SELD-Mamba: Selective State-Space Model for Sound Event Localization and Detection with Source Distance Estimation

Da Mu,Zhicheng Zhang,Haobo Yue,Zehao Wang,Jin Tang,Jianqin Yin
2024-08-09
Abstract:In the Sound Event Localization and Detection (SELD) task, Transformer-based models have demonstrated impressive capabilities. However, the quadratic complexity of the Transformer's self-attention mechanism results in computational inefficiencies. In this paper, we propose a network architecture for SELD called SELD-Mamba, which utilizes Mamba, a selective state-space model. We adopt the Event-Independent Network V2 (EINV2) as the foundational framework and replace its Conformer blocks with bidirectional Mamba blocks to capture a broader range of contextual information while maintaining computational efficiency. Additionally, we implement a two-stage training method, with the first stage focusing on Sound Event Detection (SED) and Direction of Arrival (DoA) estimation losses, and the second stage reintroducing the Source Distance Estimation (SDE) loss. Our experimental results on the 2024 DCASE Challenge Task3 dataset demonstrate the effectiveness of the selective state-space model in SELD and highlight the benefits of the two-stage training approach in enhancing SELD performance.
Sound,Artificial Intelligence,Audio and Speech Processing
What problem does this paper attempt to address?

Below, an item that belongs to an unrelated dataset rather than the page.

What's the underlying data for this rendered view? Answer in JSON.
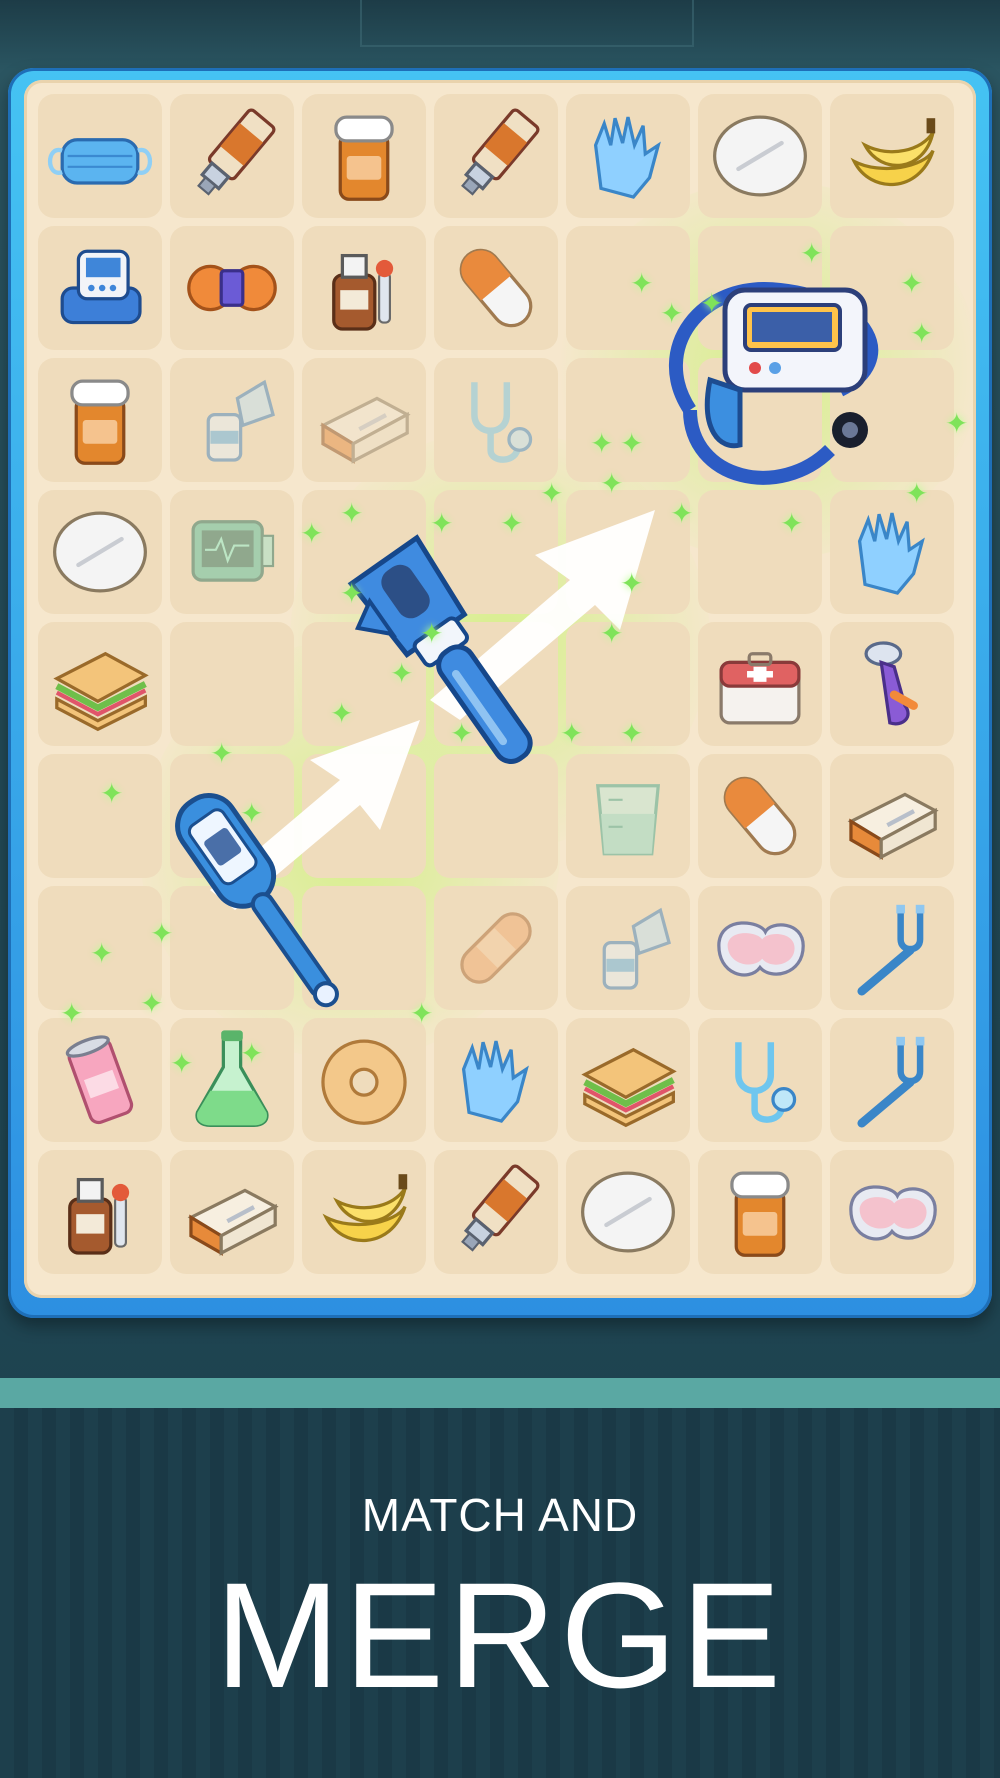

The paper primarily addresses the technical challenges in the Sound Event Localization and Detection (SELD) task. Specifically, the research team proposed a new architecture named SELD-MAMBA to tackle the following issues: 1. **Computational Efficiency Issue**: Although existing Transformer-based models perform well in SELD tasks, their quadratic complexity due to the self-attention mechanism leads to low computational efficiency. 2. **Source Distance Estimation Issue**: The 2024 DCASE Challenge Task 3 introduces the requirement for distance estimation of detected sound events, making the SELD task more complex. To address these issues, the research team designed a new network structure called SELD-MAMBA, utilizing a Selective State-Space Model (SSM). This model replaces the Conformer module in the original framework with Bidirectional Mamba blocks (BMamba), which can capture broader contextual information while maintaining linear computational complexity. Additionally, they proposed a two-stage training method, initially focusing on Sound Event Detection (SED) and Direction of Arrival (DoA) estimation tasks, and then introducing the task loss of Source Distance Estimation (SDE) to achieve a performance balance among different tasks. Experimental results show that SELD-MAMBA outperforms baseline models and other advanced models in multiple evaluation metrics, with fewer parameters and lower computational costs. These results validate the effectiveness and efficiency of the Selective State-Space Model in SELD tasks.